Izzy wants to use a scatter graph to estimate the property sales for a region with different populations by using interpolation.
Whereas, Alex wants to use a scatter graph to highlight regions that are highly populated, but there are not many properties sold.
So based on this answer questions A, B, and C.
You may also notice that next to the scatter graph there's an icon for a link, which means if you have access to slide deck, you can click on the scatter graph and open up a Desmos version if you want to explore this in more detail.
But you don't need to use that to answer the questions.
Pause the video while you work through this and press play when you're ready for question two.
And here is question two.
We have another scatter graph with data from the Office of National Statistics where each point represents a region in England or Wales, but this time the horizontal axes shows the median disposable income, which is in the thousands.
And the vertical axes shows the mean life expectancy, which is in years.
Once again, the most extreme outlier is circled.
And you have two questions to answer about this outlier.
Pause the video while you work through this and press play when you're ready to go through some answers.
Okay, let's see how we got on with that.
So in part A, we have to draw a line of best fit, which would look something a bit like this.
Yours might be a tiny bit different, but hopefully it's pretty similar.
And then you have to explain whether each person may want to zoom in so that the outlier can't be seen.
Well, Izzy wants to use the graph to estimate the property sales for regions with different populations by interpolation.
Izzy may want to zoom in so that the outlier cannot be seen because it would allow her to take more accurate readings from the line of best fit.
Whereas Alex wants to use the graph to highlight regions that are highly populated, but there are not many properties sold.
And what you notice about that outlier is, it is below the line of best fit.
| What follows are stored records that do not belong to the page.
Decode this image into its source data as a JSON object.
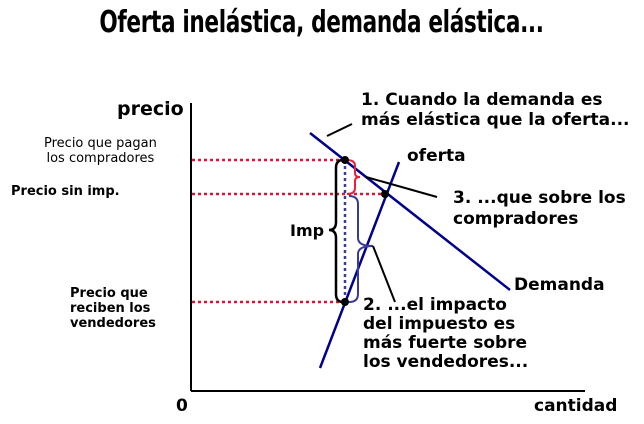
{
  "title": "Oferta inelástica, demanda elástica...",
  "axes": {
    "y_label": "precio",
    "x_label": "cantidad",
    "origin": "0"
  },
  "price_labels": {
    "buyers": [
      "Precio que pagan",
      "los compradores"
    ],
    "no_tax": "Precio sin imp.",
    "sellers": [
      "Precio que",
      "reciben los",
      "vendedores"
    ]
  },
  "curves": {
    "supply": "oferta",
    "demand": "Demanda"
  },
  "tax_label": "Imp",
  "notes": {
    "n1": [
      "1. Cuando la demanda es",
      "más elástica que la oferta..."
    ],
    "n2": [
      "2. ...el impacto",
      "del impuesto es",
      "más fuerte sobre",
      "los vendedores..."
    ],
    "n3": [
      "3. ...que sobre los",
      "compradores"
    ]
  },
  "colors": {
    "curves": "#00008b",
    "guides": "#dc143c",
    "buyer_brace": "#e8203a",
    "seller_brace": "#3a3a9a",
    "axes": "#000000"
  }
}
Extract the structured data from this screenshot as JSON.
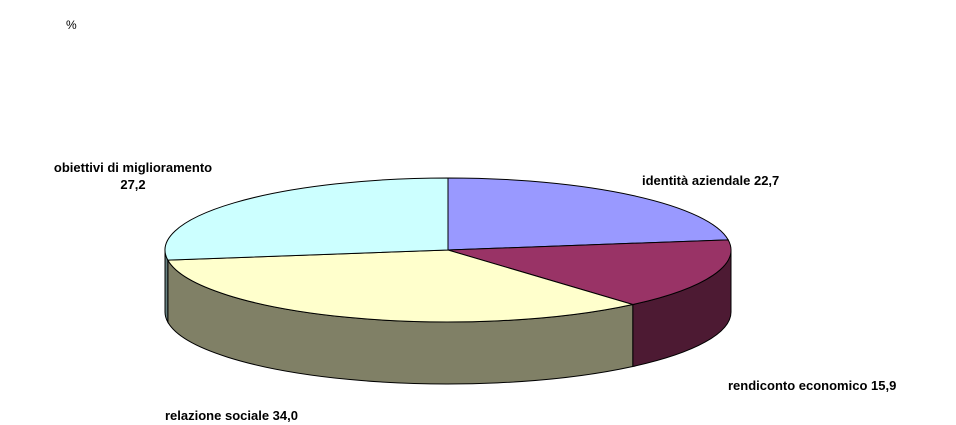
{
  "chart_data": {
    "type": "pie",
    "style": "3d",
    "unit": "%",
    "slices": [
      {
        "label": "identità aziendale",
        "value": 22.7,
        "value_text": "22,7",
        "color": "#9999FF",
        "side_color": "#5C5CA8"
      },
      {
        "label": "rendiconto economico",
        "value": 15.9,
        "value_text": "15,9",
        "color": "#993366",
        "side_color": "#4D1A33"
      },
      {
        "label": "relazione sociale",
        "value": 34.0,
        "value_text": "34,0",
        "color": "#FFFFCC",
        "side_color": "#808066"
      },
      {
        "label": "obiettivi di miglioramento",
        "value": 27.2,
        "value_text": "27,2",
        "color": "#CCFFFF",
        "side_color": "#668080"
      }
    ],
    "outline_color": "#000000",
    "background": "#FFFFFF"
  }
}
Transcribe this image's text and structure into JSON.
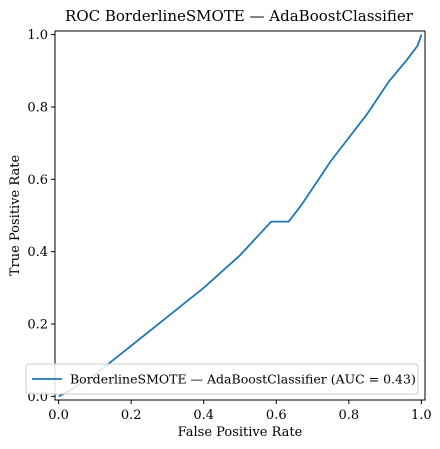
{
  "chart_data": {
    "type": "line",
    "title": "ROC BorderlineSMOTE — AdaBoostClassifier",
    "xlabel": "False Positive Rate",
    "ylabel": "True Positive Rate",
    "xlim": [
      0,
      1
    ],
    "ylim": [
      0,
      1
    ],
    "xticks": [
      "0.0",
      "0.2",
      "0.4",
      "0.6",
      "0.8",
      "1.0"
    ],
    "yticks": [
      "0.0",
      "0.2",
      "0.4",
      "0.6",
      "0.8",
      "1.0"
    ],
    "grid": false,
    "legend_position": "lower-right",
    "series": [
      {
        "name": "BorderlineSMOTE — AdaBoostClassifier (AUC = 0.43)",
        "color": "#1f77b4",
        "x": [
          0.0,
          0.02,
          0.1,
          0.2,
          0.3,
          0.4,
          0.5,
          0.586,
          0.634,
          0.67,
          0.75,
          0.85,
          0.91,
          0.96,
          0.99,
          1.0
        ],
        "y": [
          0.0,
          0.01,
          0.06,
          0.14,
          0.22,
          0.3,
          0.39,
          0.483,
          0.483,
          0.53,
          0.65,
          0.78,
          0.87,
          0.93,
          0.97,
          1.0
        ]
      }
    ]
  }
}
So Alex may want to keep the outlier visible because it is an example of a region of a very, very high population, but the number of property sales is below the line of best fit.
And then in part C, you have to circle some other points that may be useful for Alex's intentions with the graph.
Well, you are looking for points that are below the line of best fit, but there are lots of points that are below the line of best fit.
Approximately half of them are usually below.
So you're looking for points that are quite distinct from the rest of the dataset.
Here are some options.
Now these are not necessary outliers, but they do stand out for being lower than other points with a similar population.
And then question two, where we have median disposable income and mean life expectancy for each of these regions, and we have one extreme outlier circled.
In part A, you have to give a reason why someone may want the outlier to be visible on the graph.
One reason could be to highlight an example of a wealthy region that has a similar mean life expectancy as the majority of the other regions in the dataset.
Or it could be to show that life expectancy does not keep increasing at a constant rate as the median disposable income increases.
And in part B, you had to give a reason why someone may want the outlier to not be visible on the graph.
Well, that could be so they can zoom in on the rest of the dataset, and that would make it easier to take more precise readings when using interpolation.
Or, to zoom in the rest of the dataset and observe the trend for the majority of data points more clearly.
Wonderful work today, now let's summarise what we learned.
An outlier is a data point that is extremely large or small compared to the rest of the data sets.
And outliers can be visually seen on a scatter graph because they lie far away from where the majority of points are clustered.
But outliers do not necessarily occur at the start or end of a dataset.
When an outlier is identified, they must be considered carefully and only removed if they were recorded in error.
You could however, zoom in on the rest of the data, so when you're presenting a scatter graph, you may want to zoom in on the majority of data points so that the outlier is not visible, but remember that the outlier is not removed and can be revisited again if needed.
Thank you very much, have a great day.